Survey Practices That AAPOR Condemns

 

AAPOR joins the Research Industry Coalition and the National Council on Public Polls in condemning certain misleading practices sometimes performed in the name of research. In no case are the following practices deemed legitimate or acceptable elements of professionally conducted research:

 

1. Requiring a monetary payment or soliciting monetary contributions from members of the public as part of a research process. This set of practices amounts to fund raising under the guise of research. It takes unfair advantage of the cooperative attitude that a majority of the public manifests when asked to take part in a legitimate information gathering process. In some cases, unwary members of the public are enticed to contribute money as a condition of gaining some future "benefit" from their participation.

2. Offering products or services for sale, or using participant contacts as a means of generating sales leads. A common practice is to gain entry or acceptance in order to make a sales pitch by initially defining the contact as being made for "research" purposes. This trades on the prestige of science, and it exploits the willingness of the public to reveal information about themselves in the public interest. In some cases, questions establish respondents' susceptibility to sales pressure or their interest in some product or service. Follow-up contacts are then made to those so identified, all under the guise of "research."

3. Revealing the identity of individual respondents to a survey or participants in a research process without their permission. It is normal research practice to pledge anonymity or confidentiality to the public in order to secure their cooperation and frankness in responding to questions. Revealing the identity of individuals, for whatever purpose, is a violation of that pledge unless a respondent's prior informed consent has been obtained.

4. Representing the results of a 900-number or other type of self-selected "poll" as if they were the outcome of legitimate research. 900-number and other types of write-in, call-in, and interactive polls have become increasingly common. These "polls" report the opinions of only those people who called in, and not those of the general public. AAPOR believes that any publicizing or promotion of such activities not only damages legitimate market and survey research, but can be very misleading when used to influence public policy or simply to disseminate information about the general public.

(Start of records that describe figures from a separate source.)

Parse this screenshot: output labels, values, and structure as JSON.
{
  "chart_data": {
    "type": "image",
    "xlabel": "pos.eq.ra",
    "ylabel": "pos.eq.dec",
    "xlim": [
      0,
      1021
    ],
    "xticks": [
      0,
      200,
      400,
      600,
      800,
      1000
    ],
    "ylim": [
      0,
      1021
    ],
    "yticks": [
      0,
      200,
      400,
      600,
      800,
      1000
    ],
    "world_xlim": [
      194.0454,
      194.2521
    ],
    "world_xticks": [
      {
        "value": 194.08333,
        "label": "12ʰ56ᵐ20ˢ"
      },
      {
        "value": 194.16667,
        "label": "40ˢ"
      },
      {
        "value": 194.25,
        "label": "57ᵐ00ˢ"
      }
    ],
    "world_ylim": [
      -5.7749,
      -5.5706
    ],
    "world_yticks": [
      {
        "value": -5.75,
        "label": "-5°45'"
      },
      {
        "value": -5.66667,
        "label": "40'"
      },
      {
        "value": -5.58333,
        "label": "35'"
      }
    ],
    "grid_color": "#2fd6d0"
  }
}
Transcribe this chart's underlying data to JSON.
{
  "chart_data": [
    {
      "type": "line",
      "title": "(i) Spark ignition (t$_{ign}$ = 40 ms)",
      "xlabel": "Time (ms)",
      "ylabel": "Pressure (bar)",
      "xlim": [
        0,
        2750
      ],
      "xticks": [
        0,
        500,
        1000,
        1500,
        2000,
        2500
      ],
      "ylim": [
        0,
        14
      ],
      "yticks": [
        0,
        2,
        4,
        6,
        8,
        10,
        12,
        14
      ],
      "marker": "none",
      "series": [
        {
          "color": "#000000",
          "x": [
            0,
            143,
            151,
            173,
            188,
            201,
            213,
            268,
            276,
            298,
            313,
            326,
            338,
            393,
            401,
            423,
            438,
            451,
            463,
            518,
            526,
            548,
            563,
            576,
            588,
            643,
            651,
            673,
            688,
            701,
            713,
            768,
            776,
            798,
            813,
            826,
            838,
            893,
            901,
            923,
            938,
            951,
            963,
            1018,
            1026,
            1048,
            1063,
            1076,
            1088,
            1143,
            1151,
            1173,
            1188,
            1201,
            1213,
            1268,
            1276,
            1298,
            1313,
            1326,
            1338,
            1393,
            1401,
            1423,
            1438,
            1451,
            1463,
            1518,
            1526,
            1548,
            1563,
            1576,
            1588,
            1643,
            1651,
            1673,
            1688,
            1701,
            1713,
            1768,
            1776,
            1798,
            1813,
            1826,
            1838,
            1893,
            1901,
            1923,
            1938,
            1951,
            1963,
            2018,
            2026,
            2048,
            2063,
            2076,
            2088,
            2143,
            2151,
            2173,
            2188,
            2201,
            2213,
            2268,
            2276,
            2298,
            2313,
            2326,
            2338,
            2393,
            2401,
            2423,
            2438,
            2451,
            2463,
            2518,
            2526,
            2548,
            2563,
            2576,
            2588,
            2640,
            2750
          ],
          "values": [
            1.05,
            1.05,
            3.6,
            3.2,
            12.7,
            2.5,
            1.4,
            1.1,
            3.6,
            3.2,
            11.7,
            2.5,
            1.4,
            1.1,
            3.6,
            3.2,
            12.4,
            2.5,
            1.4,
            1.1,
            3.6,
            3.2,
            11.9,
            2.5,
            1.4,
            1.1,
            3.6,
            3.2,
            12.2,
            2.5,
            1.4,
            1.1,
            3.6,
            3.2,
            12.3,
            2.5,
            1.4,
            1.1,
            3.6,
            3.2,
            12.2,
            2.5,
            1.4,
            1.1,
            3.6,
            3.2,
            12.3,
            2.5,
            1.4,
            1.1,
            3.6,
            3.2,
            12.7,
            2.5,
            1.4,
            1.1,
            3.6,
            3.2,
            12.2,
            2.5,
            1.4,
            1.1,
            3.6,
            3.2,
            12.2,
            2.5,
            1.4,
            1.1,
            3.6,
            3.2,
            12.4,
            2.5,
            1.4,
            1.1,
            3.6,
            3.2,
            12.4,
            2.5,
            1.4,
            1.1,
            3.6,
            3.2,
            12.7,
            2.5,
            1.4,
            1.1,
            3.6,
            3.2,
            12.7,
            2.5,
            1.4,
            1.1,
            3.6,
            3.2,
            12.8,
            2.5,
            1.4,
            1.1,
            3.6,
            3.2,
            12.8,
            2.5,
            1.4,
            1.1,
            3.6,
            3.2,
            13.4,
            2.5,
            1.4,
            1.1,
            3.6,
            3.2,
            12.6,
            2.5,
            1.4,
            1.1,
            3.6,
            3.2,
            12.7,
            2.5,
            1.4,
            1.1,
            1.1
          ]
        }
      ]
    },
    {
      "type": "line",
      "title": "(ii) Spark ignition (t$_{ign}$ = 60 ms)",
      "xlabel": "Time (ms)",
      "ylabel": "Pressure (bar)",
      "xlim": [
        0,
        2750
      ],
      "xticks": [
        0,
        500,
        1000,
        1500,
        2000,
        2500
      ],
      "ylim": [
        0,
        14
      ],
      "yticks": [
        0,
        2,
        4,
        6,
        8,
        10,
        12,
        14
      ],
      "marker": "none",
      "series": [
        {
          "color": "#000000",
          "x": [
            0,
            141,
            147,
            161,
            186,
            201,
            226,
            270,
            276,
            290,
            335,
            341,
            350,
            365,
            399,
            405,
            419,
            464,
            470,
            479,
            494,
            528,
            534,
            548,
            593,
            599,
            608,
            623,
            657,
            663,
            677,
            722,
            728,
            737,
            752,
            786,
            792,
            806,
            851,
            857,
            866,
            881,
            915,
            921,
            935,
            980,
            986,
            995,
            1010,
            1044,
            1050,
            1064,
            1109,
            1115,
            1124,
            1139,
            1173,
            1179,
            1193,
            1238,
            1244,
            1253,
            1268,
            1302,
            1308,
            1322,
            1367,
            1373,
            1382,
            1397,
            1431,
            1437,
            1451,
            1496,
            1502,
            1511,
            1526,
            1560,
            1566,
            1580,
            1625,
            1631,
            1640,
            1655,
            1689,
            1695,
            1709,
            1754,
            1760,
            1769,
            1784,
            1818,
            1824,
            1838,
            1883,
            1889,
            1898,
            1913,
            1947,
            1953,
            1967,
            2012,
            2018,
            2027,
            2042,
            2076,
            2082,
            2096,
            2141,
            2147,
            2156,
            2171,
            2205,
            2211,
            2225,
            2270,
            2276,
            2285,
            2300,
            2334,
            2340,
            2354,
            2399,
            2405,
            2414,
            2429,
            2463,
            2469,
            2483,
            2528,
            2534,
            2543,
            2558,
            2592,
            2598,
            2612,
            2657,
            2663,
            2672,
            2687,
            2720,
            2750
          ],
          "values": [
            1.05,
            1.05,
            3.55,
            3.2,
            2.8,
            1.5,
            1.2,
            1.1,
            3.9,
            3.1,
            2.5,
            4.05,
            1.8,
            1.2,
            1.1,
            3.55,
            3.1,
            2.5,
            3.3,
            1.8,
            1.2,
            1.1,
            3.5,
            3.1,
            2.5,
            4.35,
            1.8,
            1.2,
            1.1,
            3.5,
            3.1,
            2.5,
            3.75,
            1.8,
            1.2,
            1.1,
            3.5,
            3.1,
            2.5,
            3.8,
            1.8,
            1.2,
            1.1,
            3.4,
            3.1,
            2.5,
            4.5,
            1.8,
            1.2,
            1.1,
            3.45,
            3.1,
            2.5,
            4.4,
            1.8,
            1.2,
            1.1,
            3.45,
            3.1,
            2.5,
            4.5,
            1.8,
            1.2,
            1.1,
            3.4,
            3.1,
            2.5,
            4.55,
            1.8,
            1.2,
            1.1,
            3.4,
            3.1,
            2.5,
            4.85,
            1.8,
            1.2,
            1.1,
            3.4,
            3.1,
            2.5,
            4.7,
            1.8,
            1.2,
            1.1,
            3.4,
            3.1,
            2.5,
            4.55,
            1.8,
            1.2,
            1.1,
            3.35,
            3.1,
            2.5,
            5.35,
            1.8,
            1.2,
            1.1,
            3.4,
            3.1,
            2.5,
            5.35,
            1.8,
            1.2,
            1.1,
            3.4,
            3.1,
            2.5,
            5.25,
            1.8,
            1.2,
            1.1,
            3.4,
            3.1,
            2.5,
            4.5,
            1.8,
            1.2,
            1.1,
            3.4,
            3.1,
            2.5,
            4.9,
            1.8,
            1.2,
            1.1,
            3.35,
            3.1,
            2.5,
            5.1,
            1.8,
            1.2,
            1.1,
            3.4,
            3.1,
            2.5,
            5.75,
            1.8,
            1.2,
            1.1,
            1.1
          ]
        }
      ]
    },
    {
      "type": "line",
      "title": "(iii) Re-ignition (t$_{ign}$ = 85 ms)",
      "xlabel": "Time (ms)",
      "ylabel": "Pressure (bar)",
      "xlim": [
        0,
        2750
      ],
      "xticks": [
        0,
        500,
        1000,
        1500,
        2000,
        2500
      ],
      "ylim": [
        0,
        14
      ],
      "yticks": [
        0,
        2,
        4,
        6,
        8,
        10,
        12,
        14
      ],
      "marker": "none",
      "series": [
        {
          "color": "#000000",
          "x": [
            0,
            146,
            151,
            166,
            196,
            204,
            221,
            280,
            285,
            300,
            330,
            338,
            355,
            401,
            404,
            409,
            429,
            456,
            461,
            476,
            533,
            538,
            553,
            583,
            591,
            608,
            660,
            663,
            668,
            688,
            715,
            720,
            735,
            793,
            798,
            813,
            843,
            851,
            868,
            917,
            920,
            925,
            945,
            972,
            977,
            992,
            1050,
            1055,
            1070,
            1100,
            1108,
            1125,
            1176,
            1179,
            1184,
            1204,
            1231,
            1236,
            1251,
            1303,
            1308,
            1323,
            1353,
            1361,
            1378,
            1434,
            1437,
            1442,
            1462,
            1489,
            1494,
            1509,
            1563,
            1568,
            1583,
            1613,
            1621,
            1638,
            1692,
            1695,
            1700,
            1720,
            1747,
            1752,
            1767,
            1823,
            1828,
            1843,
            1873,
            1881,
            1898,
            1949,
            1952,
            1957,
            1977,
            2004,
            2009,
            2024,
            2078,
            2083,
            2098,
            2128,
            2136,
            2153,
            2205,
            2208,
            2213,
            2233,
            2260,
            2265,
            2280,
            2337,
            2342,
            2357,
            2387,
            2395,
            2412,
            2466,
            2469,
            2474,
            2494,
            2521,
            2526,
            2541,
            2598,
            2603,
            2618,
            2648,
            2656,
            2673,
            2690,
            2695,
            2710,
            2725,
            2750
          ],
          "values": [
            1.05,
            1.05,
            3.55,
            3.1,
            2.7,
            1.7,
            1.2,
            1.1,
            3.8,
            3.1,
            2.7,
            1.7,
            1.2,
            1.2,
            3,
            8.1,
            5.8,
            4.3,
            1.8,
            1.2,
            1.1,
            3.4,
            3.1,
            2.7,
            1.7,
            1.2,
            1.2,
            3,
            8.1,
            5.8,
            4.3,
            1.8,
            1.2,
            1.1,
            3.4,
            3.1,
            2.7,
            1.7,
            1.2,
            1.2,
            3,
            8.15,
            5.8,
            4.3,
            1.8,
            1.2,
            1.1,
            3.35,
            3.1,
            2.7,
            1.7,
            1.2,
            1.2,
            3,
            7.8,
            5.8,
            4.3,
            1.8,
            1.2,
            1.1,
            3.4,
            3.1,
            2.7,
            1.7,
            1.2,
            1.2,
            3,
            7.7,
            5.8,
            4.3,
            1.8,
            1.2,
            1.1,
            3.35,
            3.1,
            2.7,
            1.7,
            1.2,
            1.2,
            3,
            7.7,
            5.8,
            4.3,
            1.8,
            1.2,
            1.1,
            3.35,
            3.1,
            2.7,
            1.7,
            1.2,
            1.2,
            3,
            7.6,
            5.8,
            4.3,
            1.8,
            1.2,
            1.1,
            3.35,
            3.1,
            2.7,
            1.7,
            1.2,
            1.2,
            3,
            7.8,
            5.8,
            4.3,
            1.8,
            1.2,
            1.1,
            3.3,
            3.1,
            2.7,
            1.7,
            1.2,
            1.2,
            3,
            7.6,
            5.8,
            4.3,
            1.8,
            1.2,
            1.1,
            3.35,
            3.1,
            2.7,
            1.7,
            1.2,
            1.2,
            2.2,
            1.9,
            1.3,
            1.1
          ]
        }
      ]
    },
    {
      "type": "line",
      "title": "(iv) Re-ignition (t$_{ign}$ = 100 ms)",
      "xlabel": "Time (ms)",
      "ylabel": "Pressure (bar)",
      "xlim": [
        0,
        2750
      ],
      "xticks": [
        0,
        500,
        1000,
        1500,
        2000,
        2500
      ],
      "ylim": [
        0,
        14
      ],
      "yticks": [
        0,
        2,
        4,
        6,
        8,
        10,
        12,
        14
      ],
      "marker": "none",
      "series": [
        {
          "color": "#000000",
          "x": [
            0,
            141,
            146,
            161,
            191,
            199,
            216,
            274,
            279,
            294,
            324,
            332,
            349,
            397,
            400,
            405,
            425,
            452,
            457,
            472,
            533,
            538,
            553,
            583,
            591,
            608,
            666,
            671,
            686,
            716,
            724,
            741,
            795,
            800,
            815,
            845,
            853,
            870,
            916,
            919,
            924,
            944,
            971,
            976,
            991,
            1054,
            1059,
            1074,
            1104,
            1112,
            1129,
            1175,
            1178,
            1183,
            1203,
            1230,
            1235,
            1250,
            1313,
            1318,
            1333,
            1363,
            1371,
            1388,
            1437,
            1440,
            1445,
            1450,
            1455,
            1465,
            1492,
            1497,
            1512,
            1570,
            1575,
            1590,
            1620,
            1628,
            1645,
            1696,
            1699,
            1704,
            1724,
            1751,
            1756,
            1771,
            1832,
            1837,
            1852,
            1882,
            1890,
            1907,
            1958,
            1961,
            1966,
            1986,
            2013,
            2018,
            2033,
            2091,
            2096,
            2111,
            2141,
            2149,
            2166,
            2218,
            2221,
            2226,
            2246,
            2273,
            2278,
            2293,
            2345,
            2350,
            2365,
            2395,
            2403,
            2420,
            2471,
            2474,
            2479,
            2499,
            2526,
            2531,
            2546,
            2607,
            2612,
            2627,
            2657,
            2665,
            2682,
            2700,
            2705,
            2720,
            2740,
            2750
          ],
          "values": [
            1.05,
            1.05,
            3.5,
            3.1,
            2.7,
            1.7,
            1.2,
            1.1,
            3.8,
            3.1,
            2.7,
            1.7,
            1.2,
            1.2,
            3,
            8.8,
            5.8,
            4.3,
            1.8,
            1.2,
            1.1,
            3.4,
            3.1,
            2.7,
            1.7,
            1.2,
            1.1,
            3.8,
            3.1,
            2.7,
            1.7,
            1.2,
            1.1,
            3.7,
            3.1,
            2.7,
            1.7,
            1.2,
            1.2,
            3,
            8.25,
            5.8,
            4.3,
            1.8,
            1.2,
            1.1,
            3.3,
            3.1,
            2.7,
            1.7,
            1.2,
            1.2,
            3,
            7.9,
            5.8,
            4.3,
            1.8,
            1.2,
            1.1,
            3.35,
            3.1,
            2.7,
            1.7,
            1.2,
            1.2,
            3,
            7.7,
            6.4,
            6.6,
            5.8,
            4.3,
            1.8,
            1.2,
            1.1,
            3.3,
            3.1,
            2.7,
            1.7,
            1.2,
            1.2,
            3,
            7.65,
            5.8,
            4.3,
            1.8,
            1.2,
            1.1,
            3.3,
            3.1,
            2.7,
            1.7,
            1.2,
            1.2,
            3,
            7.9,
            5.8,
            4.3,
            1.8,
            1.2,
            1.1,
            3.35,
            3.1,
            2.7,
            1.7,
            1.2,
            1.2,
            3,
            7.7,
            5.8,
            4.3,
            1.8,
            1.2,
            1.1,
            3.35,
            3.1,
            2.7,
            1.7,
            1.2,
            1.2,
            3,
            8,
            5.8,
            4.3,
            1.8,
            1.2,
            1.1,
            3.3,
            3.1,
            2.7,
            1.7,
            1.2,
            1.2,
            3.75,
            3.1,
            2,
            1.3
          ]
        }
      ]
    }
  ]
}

5. Conducting a so-called "push poll," a telemarketing technique in which telephone calls are used to canvass potential voters, feeding them false or misleading "information" about a candidate under the pretense of taking a poll to see how this "information" affects voter preferences. So-called "Push polls" are not polls at all. They are a form of political telemarketing whose intent is not to measure public opinion but to manipulate itto "push" voters away from one candidate and toward the opposing candidate. Such polls defame selected candidates by spreading false or misleading information about them. The intent is to disseminate campaign propaganda under the guise of conducting a legitimate public opinion poll.

 

As members of AAPOR, a professional organization which relies on public cooperation to gather information that is useful in formulating public policy as well as in understanding the public's preferences for products and services, we condemn these practices in the strongest terms.